Как я уже говорил, с первого же дня жизни в лесу мы стали устанавливать связь с окружающими колхозами. Нам это было легко, потому что народ в сёлах нас знал, особенно трёх дедов, как называли меня, Базиму и Корнева. Бывало только приедешь в село на какую-нибудь кампанию или чтобы выступить с докладом на собрании, ребятишки уже бегут, кричат:
— Дед приехал.
В Спадщину я и при немцах смело мог ходить один, хотя бы там было полно полицейских. В первой же хате от леса, жила хорошо меня знавшая колхозница-активистка Пелагея Соловьёва. За содействие партизанам немцы вешали, а вот эта женщина, получая от нас задания, и виду не показывала, что ей угрожает, как будто и немцев нет, и речь идёт о самом обыкновенном задании сельсовета. Часто в лесу раздавался вдруг днём голос женщины, громко звавшей заблудившуюся корову. Партизаны уже знали, что это идёт со Спадщины Пелагея с подарками от колхозников и новостями, — кличка её коровы была паролем. Через Соловьёву мы установили связь с другими колхозницами, которые тоже стали нашими помощницами — выпекали хлеб, заготовляли сухари, ходили в город, передавали письма, добывали нужные сведения, помогали нам, переправляя через фронт военнослужащих, оставшихся в окружении.

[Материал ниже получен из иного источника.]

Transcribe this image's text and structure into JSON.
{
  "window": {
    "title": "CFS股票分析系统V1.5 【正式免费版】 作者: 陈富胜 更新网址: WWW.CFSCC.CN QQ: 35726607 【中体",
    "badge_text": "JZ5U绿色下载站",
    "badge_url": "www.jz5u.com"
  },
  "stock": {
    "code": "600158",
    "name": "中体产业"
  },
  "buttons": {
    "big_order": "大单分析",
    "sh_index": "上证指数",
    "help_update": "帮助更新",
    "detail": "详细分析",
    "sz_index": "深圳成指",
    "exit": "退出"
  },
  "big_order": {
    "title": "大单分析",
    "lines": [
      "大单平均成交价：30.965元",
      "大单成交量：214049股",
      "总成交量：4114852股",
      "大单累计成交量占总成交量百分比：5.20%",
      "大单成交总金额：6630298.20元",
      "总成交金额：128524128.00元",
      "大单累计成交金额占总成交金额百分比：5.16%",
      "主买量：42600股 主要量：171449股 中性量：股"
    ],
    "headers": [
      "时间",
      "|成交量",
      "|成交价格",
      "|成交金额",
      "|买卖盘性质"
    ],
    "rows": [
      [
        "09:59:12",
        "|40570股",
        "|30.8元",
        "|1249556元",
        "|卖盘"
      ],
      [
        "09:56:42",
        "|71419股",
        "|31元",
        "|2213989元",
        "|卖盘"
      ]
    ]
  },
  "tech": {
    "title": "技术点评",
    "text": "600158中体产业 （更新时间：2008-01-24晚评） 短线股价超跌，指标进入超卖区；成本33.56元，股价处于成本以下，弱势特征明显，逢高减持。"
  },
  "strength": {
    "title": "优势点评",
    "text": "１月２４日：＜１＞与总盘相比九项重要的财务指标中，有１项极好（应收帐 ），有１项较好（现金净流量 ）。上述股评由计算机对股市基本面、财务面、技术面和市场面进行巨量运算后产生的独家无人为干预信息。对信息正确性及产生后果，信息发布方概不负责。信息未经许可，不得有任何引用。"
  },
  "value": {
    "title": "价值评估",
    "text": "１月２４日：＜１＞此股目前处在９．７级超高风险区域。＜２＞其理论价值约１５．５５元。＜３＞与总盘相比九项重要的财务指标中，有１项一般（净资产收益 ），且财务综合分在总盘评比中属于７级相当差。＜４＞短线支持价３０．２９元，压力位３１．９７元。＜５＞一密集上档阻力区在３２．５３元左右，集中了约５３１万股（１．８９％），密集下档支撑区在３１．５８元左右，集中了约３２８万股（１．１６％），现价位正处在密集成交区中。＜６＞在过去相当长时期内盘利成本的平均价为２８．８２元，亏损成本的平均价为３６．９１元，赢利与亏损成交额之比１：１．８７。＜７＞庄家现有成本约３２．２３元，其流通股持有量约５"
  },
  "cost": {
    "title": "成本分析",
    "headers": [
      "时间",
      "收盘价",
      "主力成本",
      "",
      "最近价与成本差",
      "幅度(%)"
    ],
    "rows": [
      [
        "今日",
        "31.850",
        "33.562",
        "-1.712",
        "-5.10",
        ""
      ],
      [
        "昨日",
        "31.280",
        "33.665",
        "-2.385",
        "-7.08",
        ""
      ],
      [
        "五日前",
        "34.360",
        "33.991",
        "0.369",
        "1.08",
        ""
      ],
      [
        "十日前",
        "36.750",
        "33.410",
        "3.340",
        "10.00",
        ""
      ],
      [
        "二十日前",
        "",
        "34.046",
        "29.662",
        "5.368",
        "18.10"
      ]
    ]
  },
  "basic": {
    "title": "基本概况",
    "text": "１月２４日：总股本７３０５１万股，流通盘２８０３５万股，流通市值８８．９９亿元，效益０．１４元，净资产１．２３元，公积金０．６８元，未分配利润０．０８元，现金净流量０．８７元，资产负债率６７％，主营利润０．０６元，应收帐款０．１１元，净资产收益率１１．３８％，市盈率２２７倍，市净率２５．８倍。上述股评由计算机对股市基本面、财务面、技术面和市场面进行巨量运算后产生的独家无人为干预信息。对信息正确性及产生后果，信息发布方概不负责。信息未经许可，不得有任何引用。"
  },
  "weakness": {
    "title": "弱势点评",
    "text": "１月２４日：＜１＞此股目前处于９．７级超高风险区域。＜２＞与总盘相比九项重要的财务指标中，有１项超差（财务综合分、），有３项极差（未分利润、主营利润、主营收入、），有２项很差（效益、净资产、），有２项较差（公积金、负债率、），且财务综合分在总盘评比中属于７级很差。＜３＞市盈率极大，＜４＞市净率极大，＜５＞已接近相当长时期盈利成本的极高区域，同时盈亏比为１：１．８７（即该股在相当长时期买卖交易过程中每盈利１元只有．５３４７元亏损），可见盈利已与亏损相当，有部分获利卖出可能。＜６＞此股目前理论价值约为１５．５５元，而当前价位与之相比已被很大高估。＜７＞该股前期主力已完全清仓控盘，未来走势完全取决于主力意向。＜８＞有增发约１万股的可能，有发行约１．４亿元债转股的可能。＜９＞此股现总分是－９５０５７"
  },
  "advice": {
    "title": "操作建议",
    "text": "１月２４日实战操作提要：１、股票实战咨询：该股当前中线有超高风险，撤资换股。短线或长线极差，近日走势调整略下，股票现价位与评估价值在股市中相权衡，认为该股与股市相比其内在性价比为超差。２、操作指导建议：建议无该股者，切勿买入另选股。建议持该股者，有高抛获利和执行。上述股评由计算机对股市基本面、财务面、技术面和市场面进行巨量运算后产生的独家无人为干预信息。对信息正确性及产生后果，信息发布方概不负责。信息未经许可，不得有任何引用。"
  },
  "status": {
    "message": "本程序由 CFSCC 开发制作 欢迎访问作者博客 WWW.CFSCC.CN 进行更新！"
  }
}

Много помощников нашли партизаны среди сельских медицинских работников. В селе Воргол у нас был свой врач — Надежда Казимировна Маевская, в селе Новая Слобода по нашим заданиям работали фельдшерицы Галина Михайловна Борисенко и Матрёна Павловна Бобина. Вскоре эти смелые девушки пришли в Спадщанский лес, вступили в отряд. Так организовалась у нас санчасть. [24]
Очень активно помогали нам и сельские учителя, особенно те, которых Базима лично знал по совместной педагогической или общественной работе, а таких было очень много. Мы провели с ними несколько совещаний. Одно из них было посвящено преподаванию истории.

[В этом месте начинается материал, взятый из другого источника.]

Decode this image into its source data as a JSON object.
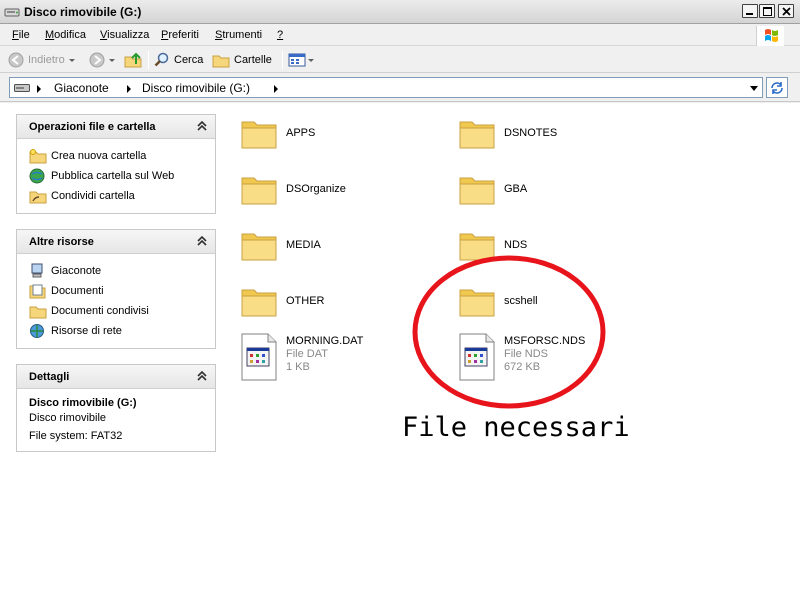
{
  "window": {
    "title": "Disco rimovibile (G:)"
  },
  "menu": [
    {
      "label": "File",
      "ul": "F",
      "rest": "ile"
    },
    {
      "label": "Modifica",
      "ul": "M",
      "rest": "odifica"
    },
    {
      "label": "Visualizza",
      "ul": "V",
      "rest": "isualizza"
    },
    {
      "label": "Preferiti",
      "ul": "P",
      "rest": "referiti"
    },
    {
      "label": "Strumenti",
      "ul": "S",
      "rest": "trumenti"
    },
    {
      "label": "?",
      "ul": "?",
      "rest": ""
    }
  ],
  "toolbar": {
    "back_label": "Indietro",
    "search_label": "Cerca",
    "folders_label": "Cartelle"
  },
  "address": {
    "crumbs": [
      "Giaconote",
      "Disco rimovibile (G:)"
    ]
  },
  "sidebar": {
    "tasks": {
      "title": "Operazioni file e cartella",
      "items": [
        {
          "label": "Crea nuova cartella",
          "icon": "new-folder-icon"
        },
        {
          "label": "Pubblica cartella sul Web",
          "icon": "globe-icon"
        },
        {
          "label": "Condividi cartella",
          "icon": "share-folder-icon"
        }
      ]
    },
    "other": {
      "title": "Altre risorse",
      "items": [
        {
          "label": "Giaconote",
          "icon": "computer-icon"
        },
        {
          "label": "Documenti",
          "icon": "documents-icon"
        },
        {
          "label": "Documenti condivisi",
          "icon": "shared-folder-icon"
        },
        {
          "label": "Risorse di rete",
          "icon": "network-icon"
        }
      ]
    },
    "details": {
      "title": "Dettagli",
      "name": "Disco rimovibile (G:)",
      "type": "Disco rimovibile",
      "fs": "File system: FAT32"
    }
  },
  "files": [
    {
      "name": "APPS",
      "kind": "folder"
    },
    {
      "name": "DSNOTES",
      "kind": "folder"
    },
    {
      "name": "DSOrganize",
      "kind": "folder"
    },
    {
      "name": "GBA",
      "kind": "folder"
    },
    {
      "name": "MEDIA",
      "kind": "folder"
    },
    {
      "name": "NDS",
      "kind": "folder"
    },
    {
      "name": "OTHER",
      "kind": "folder"
    },
    {
      "name": "scshell",
      "kind": "folder"
    },
    {
      "name": "MORNING.DAT",
      "kind": "file",
      "type": "File DAT",
      "size": "1 KB"
    },
    {
      "name": "MSFORSC.NDS",
      "kind": "file",
      "type": "File NDS",
      "size": "672 KB"
    }
  ],
  "annotation": {
    "text": "File necessari",
    "color": "#e8141b"
  },
  "colors": {
    "folder": "#f5d67a",
    "accent_red": "#e8141b"
  }
}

Путивляне издавна гордятся тем, что их город упомянут в «Слове о полку Игореве». Городской вал, сохранившийся со времён знаменитого похода Игоря Святославича, — излюбленное путивльской молодёжью место прогулок. В городском музее много собранных жителями Путивля экспонатов, воскрешающих историю нашего города, напоминающих о славном прошлом края, о совместной героической борьбе русского и украинского народов за родную землю.

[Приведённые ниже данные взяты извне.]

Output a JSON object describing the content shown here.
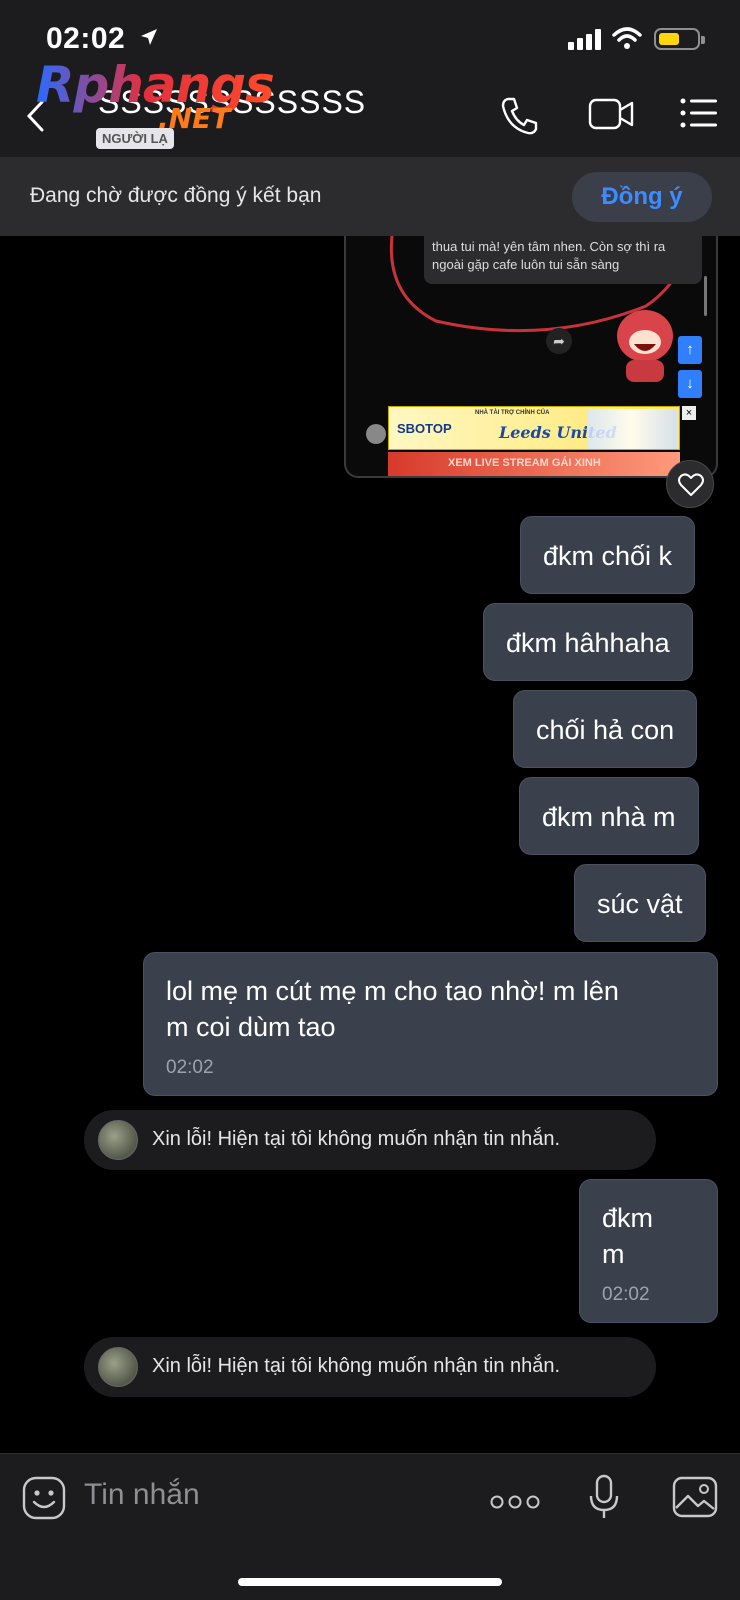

Немцы хотели стереть эту память, заставить народ забыть о своём героическом прошлом, и они начали с того, что запретили в школах преподавание истории. Мы потолковали с учителями, попросили их подумать, как бы восстановить этот предмет в программе. Дело было очень рискованное, но учителя обещали подумать.
В селе Яцыно, неподалеку от Спадщанского леса, за Новой Шарповкой, в школе работала молодая учительница Вера Силина. Эта смелая девушка жаждала патриотического дела. Надо было только подсказать ей, за что взяться. Наше предложение воодушевило её. Подумав, она решила, что лучше всего будет связать преподавание истории с уроком грамматики. Она дала ученикам для грамматического разбора предложение, в которое входили слова «Союз Советских Социалистических Республик».